You have to feel sorry for caterpillars. For all that they change into butterflies or moths, they face some unusual perils in their early life – including being turned into zombies.
Recently zombie caterpillars made the news in England. Infected by the baculovirus, caterpillars were changing their behaviour to climb up to the top of trees in broad daylight. Usually they would hide during the day and feed at night. Why the change? Because, infected by the virus they climb high towards the light, die and spread infected body fluid down below to infect more caterpillars. Truly awful.
Scientists in the US have been studying the virus for some time as a species specific mechanism to control some moth populations. Though a combination of genetic and fossil data, the virus is estimated to be circa 310 million years old.

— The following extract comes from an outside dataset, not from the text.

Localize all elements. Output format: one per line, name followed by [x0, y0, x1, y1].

This nasty little virus isn’t the only thing caterpillars have to worry about. The wasp Glyptapanteles puts it eggs into young caterpillars who then feed on the hapless caterpillar before eating their way out of the poor beast. The wasp larvae then gone into cacoons and the caterpillar stops eating and guards the cacoons before dying when the new wasps emerge. The caterpillar is like a zombie, controlled by its awful fate.
Whilst of cold comfort to the caterpillars – other creatures are also prey to zombie like behaviour due to various viruses and parasites (including ants, mice and others).
It is not uncommon for literalists to insist there was no death in the garden of Eden based on their mistaken understanding of very good and approach to Romans 5:12 together with a strange view of Rom 8.
Such a view falls down not just scripturally but also in view of the evident facts which don’t rest easy with the creation of all life 6,000 years ago.